Intellectual Capital Best Practices: All I Need to Know About I Learned in Kindergarten
Diane Hayes, Ph.D, PMP, St. John Health System
Intellectual capital – the intangible assets of skill, experience, productivity, information, knowledge, infrastructure, and relationships – can be used to provide a source of competitive advantage. Set in the spirited context of what we learned in kindergarten, we will move beyond the attention traditionally given to project schedule, budget and quality. This presentation will connect the concepts of intellectual capital management with project management practices and techniques. You will take away recommendations, best practices and lessons learned that can be immediately put into practice.
Enviance Implementation of the Compliance Management System (CMS)

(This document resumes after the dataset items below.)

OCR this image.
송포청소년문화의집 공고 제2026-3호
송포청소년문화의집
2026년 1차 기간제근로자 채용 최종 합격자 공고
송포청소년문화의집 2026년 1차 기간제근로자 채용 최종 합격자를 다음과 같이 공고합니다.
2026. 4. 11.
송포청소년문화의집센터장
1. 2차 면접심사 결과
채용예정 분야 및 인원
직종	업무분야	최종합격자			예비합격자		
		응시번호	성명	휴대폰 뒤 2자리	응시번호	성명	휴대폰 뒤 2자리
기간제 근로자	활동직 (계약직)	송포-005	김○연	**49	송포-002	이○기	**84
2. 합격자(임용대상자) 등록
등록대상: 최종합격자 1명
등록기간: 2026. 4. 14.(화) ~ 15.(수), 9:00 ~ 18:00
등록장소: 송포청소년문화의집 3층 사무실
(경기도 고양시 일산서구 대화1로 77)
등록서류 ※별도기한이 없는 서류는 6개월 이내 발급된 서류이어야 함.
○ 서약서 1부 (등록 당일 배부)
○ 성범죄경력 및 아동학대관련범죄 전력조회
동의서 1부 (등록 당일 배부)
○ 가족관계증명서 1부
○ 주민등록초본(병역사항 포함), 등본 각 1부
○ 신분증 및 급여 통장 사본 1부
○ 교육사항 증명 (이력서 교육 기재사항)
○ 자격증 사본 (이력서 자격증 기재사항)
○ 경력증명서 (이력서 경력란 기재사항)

Laura Hardy, Magellan Midstream Partners
The purpose of this project is to integrate multiple compliance management systems into one source. Historically, companies used different systems that overtime become outdated and hard to support systems. The need to maintain compliance with all local, state and federal regulatory agencies through a comprehensive compliance management tool was the main motive behind embarking on this project. Some of the systems that was managed seperately and now targeted for integrationinlcude the Maintenance Management System (Access database) usedto track maintenance requirements, the Licensed Environmental Information Management System being used to track environmental compliance requirements, the Action Item Tracking System used by track Action Items (usually associated with Incident Investigations, inspections, etc.), and The Training Learning Management System currently used to house training documentation for Company employees (externally hosted product). In addition the company chose to add the requirements the internal System Integrity Plan (SIP) into the solution. In this presentation, we will focus on the complex issues associated with various system integration and discuss the knowledge process associated with developing operational and functional compliance management system.

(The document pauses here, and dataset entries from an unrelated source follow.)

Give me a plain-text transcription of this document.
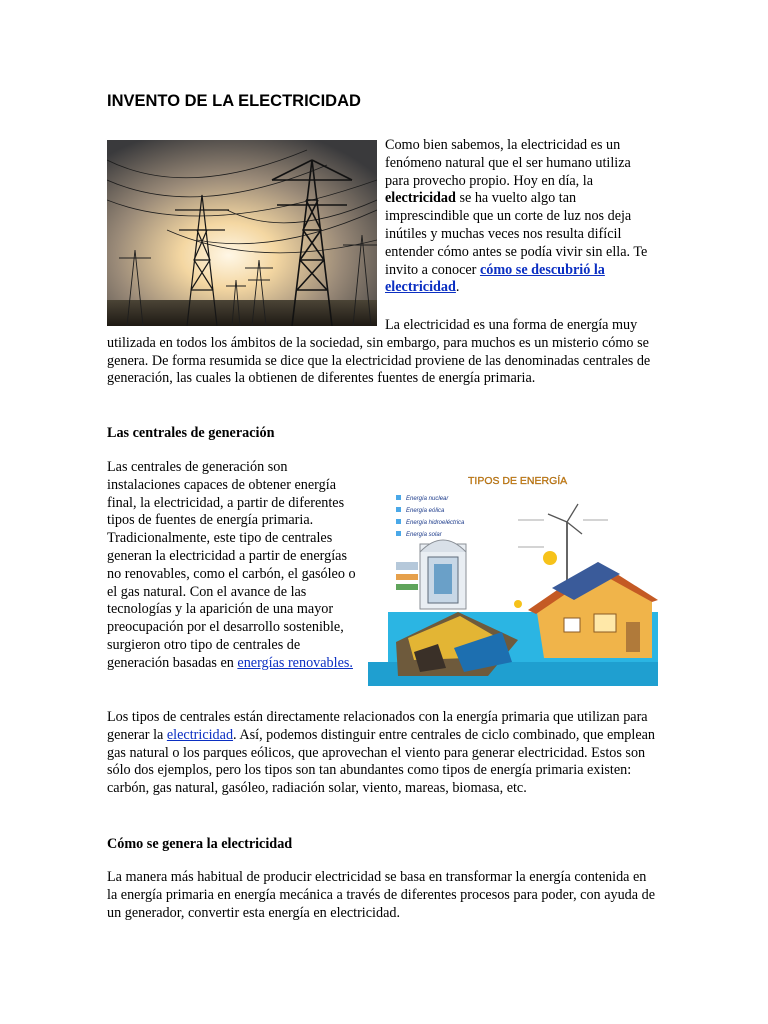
INVENTO DE LA ELECTRICIDAD

Como bien sabemos, la electricidad es un fenómeno natural que el ser humano utiliza para provecho propio. Hoy en día, la electricidad se ha vuelto algo tan imprescindible que un corte de luz nos deja inútiles y muchas veces nos resulta difícil entender cómo antes se podía vivir sin ella. Te invito a conocer cómo se descubrió la electricidad.

La electricidad es una forma de energía muy utilizada en todos los ámbitos de la sociedad, sin embargo, para muchos es un misterio cómo se genera. De forma resumida se dice que la electricidad proviene de las denominadas centrales de generación, las cuales la obtienen de diferentes fuentes de energía primaria.

Las centrales de generación

Las centrales de generación son instalaciones capaces de obtener energía final, la electricidad, a partir de diferentes tipos de fuentes de energía primaria. Tradicionalmente, este tipo de centrales generan la electricidad a partir de energías no renovables, como el carbón, el gasóleo o el gas natural. Con el avance de las tecnologías y la aparición de una mayor preocupación por el desarrollo sostenible, surgieron otro tipo de centrales de generación basadas en energías renovables.

TIPOS DE ENERGÍA
Energía nuclear
Energía eólica
Energía hidroeléctrica
Energía solar

Los tipos de centrales están directamente relacionados con la energía primaria que utilizan para generar la electricidad. Así, podemos distinguir entre centrales de ciclo combinado, que emplean gas natural o los parques eólicos, que aprovechan el viento para generar electricidad. Estos son sólo dos ejemplos, pero los tipos son tan abundantes como tipos de energía primaria existen: carbón, gas natural, gasóleo, radiación solar, viento, mareas, biomasa, etc.

Cómo se genera la electricidad

La manera más habitual de producir electricidad se basa en transformar la energía contenida en la energía primaria en energía mecánica a través de diferentes procesos para poder, con ayuda de un generador, convertir esta energía en electricidad.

Process and Knowledge Management at Williams Exploration and Production
Sondra Holt (Williams)
Knowledge management (KM) is the intentional design of processes, behaviors, and tools that connect people to people and people to information to consistently provide the right information to the right people at the right time in the right context in order to achieve individual and organizational goals and objectives. This presentation will describe how the natural gas production unit of Williams is using project management and knowledge management techniques as they focus on business improvement and achievement of business goals.